25/01/2016
Le Français de Roseville, de Ahmed Tiab
Une chronique de Cassiopée.
« L’histoire récente de notre pays, celle avec un grand H, c’est comme de la dynamite qu’on doit manier avec précaution. »
1953, les années « soixante », 2013 : trois époques pour une même ville, pour un même pays et une évolution énorme en peu de temps finalement. Quels événements peuvent relier ces trois périodes et est-ce qu’il est nécessaire de remuer le passé ?
Le commissaire Kémal Fadil se retrouve confronté à une situation peu habituelle pour lui : enquêter sur des restes humains découverts lors d’un chantier. On ne lui en demande pas tant, s’il peut enterrer cette histoire assez vite pour que les travaux continuent, ce serait aussi bien. Et puis à quoi bon refaire l’Histoire ?
Est-ce à cause de la présence d’un corps d’enfant, porteur d’un petit crucifix, est-ce parce qu’il est opiniâtre ? Toujours est-il que Kémal commence ses investigations, et à sa suite nous allons revisiter plusieurs « âges » de l’Algérie. C’est sans doute ce qui est le plus intéressant dans cet opus, l’intrigue policière servant de fil conducteur pour nous promener dans le temps.
«Je pense que le type du ministère et ses chefs aimeraient savoir ce qui s’est passé rue des Bougainvillées par simple opportunité historique ; soit les premiers résultats sont intéressants et on continue, soit ça pue et on enterre. »

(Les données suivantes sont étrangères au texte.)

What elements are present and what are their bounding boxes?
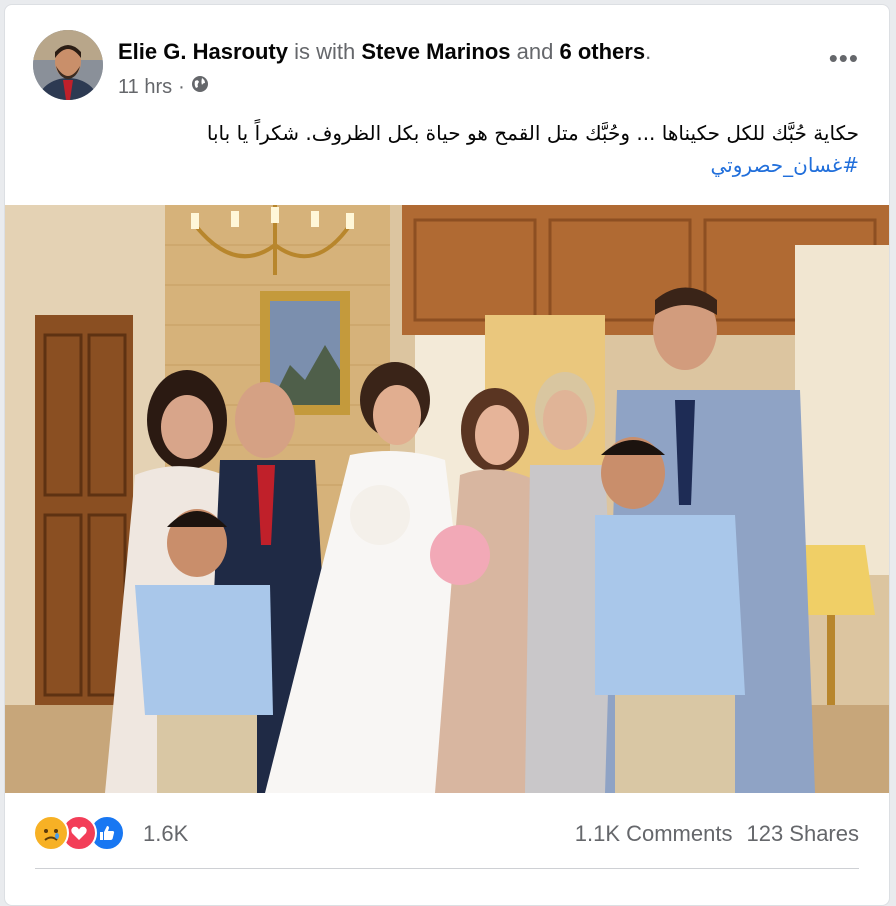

Le commissaire est parfois bouillant d’impatience, pressé d’obtenir ce qu’il quête. De rendez-vous en coups de fil, en passant par des observations et des tâtonnements, il avance doucement mais sûrement. A côté de cela, on le voit dans son quotidien. Kémal a découvert petit à petit la personnalité de sa mère (une des premières féministes ?) et ce qu’elle a vécu. Nous, c’est par des bonds dans le passé que tout cela nous apparaît et nous permet de mieux comprendre ce qui se déroule « ici et maintenant ». Le pays a eu des relations tourmentées, compliquées avec certains français, comme celui de Roseville, un breton, qui semble avoir trempé dans quelques combines. Le colonialisme, ce n’est jamais simple, il faut que chacun reste à sa place en respectant celle de l’autre et les distances de rigueur, forcément, ça c’est compliqué. Ce sont ces rapports humains, où il peut être nécessaire de marcher sur des œufs qu’évoque l’auteur. Et il le fait avec intelligence et délicatesse. Son écriture est lumineuse, précise, décrivant avec doigté une atmosphère différente selon les époques évoquées. J’ai trouvé très complémentaire à l’intrigue de ressentir l’ambiance des années présentées, les ressentis des hommes face à des événements qu’ils ne maîtrisent pas nécessairement et qui leur semblent obscurs de temps à autre.
On sent que tout serait plus facile si le corps trouvé n’avait pas porté un crucifix. Entre les lignes, sont suggérés les non-dits, les conflits, le mal-être, les contradictions d’une population qui ne sait plus parfois, à qui, à quoi, se rattacher… Lorsque l’auteur écrit (page 53) : « Les deux peuples, algérien et français, enfin unis…par les liens cathodiques. », il exprime toutes les difficultés d’un peuple pour ne devenir qu’un…..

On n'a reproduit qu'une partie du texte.